Ketiganya terdiam, darah mereka membeku. Tiba-tiba, suara pelan terdengar lagi dari dalam ruangan kosong itu. Suara bisikan...seperti ada yang memanggil mereka.
"Lara...Meli...Nia...tolong..."
Suara itu menggetarkan tubuh mereka, dan tanpa sadar, Lara menarik teman-temannya menjauh dari kamar tersebut. Mereka berlari menuju ruang piket, menutup rapat pintu, dan saling memandang dengan napas terengah-engah.
"Apa itu tadi?" Meli bertanya dengan suara gemetar.
Lara mencoba menenangkan diri. "Kita... kita harus tetap tenang. Bisa jadi ini cuma halusinasi karena capek. Tapi kalau ada yang aneh lagi, kita harus lapor."
Tapi saat mereka duduk kembali, suara alaram medis kamar 17 berbunyi membuat mereka kaget Suara alarm medis yang tiba-tiba berbunyi membuat suasana semakin tegang. Lara langsung berdiri dari kursinya, disusul oleh Meli dan Nia yang tampak panik. Alarm itu berasal dari kamar 17, sebuah kamar yang jarang ada pasiennya karena penghuni sebelumnya sudah lama dirawat di rumah sakit lain.
“Kenapa bisa alarm kamar 17 berbunyi?
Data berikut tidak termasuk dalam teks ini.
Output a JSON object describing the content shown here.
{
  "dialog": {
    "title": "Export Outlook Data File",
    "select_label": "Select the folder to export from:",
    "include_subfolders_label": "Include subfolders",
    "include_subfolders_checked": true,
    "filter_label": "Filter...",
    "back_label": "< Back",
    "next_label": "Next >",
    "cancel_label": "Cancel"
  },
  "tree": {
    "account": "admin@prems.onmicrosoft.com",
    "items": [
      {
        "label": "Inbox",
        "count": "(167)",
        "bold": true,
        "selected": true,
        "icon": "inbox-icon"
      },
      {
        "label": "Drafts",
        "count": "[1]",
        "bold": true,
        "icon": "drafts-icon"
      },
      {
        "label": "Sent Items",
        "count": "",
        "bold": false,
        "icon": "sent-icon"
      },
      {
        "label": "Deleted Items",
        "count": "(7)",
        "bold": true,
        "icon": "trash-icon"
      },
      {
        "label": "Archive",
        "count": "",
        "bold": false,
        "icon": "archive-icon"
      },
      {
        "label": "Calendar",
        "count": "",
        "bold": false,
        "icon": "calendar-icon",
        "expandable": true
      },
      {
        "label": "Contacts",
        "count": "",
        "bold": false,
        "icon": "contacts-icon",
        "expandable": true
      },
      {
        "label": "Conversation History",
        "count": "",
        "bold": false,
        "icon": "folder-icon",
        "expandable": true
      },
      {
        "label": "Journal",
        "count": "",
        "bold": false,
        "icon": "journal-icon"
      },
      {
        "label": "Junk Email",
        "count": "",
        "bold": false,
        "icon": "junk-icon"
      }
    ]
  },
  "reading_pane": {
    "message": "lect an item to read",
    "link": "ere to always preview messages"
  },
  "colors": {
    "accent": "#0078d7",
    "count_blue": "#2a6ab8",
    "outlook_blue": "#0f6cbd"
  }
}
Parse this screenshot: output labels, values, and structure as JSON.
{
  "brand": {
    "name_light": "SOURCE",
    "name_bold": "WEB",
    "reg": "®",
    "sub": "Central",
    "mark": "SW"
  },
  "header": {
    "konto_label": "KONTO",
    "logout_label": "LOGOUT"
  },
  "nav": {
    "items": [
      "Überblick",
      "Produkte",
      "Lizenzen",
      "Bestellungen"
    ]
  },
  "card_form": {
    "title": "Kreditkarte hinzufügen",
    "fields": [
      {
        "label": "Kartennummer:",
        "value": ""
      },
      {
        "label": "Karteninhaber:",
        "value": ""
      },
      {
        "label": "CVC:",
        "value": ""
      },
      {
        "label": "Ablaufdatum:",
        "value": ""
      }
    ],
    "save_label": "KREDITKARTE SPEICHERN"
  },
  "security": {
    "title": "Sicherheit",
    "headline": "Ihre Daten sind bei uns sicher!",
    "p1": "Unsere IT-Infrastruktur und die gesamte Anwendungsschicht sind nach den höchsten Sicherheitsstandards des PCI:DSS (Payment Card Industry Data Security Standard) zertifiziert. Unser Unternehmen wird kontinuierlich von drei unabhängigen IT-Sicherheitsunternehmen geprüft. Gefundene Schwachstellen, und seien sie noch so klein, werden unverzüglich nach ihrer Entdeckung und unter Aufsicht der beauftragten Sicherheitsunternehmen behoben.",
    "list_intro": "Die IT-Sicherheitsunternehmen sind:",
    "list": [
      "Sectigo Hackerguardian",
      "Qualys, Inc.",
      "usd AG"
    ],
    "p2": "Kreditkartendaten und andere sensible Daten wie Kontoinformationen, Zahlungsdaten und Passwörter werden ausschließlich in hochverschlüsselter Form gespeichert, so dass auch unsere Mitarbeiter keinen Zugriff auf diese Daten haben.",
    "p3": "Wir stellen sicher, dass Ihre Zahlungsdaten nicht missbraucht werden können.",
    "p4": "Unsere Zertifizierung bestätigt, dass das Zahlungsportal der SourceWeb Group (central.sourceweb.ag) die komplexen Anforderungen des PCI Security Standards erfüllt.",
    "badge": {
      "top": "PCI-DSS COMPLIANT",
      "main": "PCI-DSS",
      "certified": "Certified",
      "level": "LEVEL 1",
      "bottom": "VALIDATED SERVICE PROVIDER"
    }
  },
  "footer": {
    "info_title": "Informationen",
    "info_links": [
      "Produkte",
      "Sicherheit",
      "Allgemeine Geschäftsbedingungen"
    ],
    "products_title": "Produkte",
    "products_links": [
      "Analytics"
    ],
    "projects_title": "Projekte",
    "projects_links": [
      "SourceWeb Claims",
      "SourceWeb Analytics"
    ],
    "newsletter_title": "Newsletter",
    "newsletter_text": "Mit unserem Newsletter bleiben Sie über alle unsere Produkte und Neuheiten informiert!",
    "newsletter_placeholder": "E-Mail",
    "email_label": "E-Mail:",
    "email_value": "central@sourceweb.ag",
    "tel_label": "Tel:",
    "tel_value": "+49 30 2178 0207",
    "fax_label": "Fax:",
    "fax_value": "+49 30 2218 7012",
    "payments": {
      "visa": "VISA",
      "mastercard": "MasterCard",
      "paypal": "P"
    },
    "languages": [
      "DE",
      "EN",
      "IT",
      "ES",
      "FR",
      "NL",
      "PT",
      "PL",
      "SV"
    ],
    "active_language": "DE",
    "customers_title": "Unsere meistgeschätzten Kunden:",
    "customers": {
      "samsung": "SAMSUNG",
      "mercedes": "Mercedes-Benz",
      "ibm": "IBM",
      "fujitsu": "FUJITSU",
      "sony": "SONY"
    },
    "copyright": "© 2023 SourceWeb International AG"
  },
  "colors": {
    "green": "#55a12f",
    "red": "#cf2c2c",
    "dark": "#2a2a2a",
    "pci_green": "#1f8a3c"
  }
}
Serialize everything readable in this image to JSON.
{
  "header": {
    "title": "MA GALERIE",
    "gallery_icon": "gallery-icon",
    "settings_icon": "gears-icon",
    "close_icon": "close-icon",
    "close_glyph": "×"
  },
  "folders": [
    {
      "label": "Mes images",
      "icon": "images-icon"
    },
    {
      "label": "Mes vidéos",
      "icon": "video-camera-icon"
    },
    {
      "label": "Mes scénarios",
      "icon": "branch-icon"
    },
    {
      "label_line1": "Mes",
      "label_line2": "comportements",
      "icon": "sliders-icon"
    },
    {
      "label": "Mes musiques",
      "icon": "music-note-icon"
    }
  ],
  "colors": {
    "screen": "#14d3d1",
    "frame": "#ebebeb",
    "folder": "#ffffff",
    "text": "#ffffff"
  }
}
Nenek di sana kan gak bisa jalan,” kata Meli, suara bergetar.
“Gak tahu, mungkin ada masalah dengan alat di sana. Ayo, kita cek,” jawab Lara, mencoba terdengar lebih tenang meski hati mereka berdebar kencang.
Dengan langkah cepat, mereka berlari menuju koridor yang sudah mulai terasa semakin dingin. Di tengah perjalanan, lorong yang semula sunyi itu semakin terasa menyesakkan. Lampu-lampu semakin redup, ada yang berkedip-kedip, sementara suara deru napas mereka sendiri seakan mengisi seluruh ruang.
Begitu sampai di depan kamar 17, suasana semakin aneh. Pintu kamar itu tidak tertutup rapat, melainkan sedikit terbuka, seperti mengundang mereka masuk. Lara menghela napas panjang sebelum menyentuh pegangan pintu.
"Siapa tahu ini cuma masalah teknis. Ayo masuk," ujarnya, meskipun suara hatinya berbisik untuk mundur.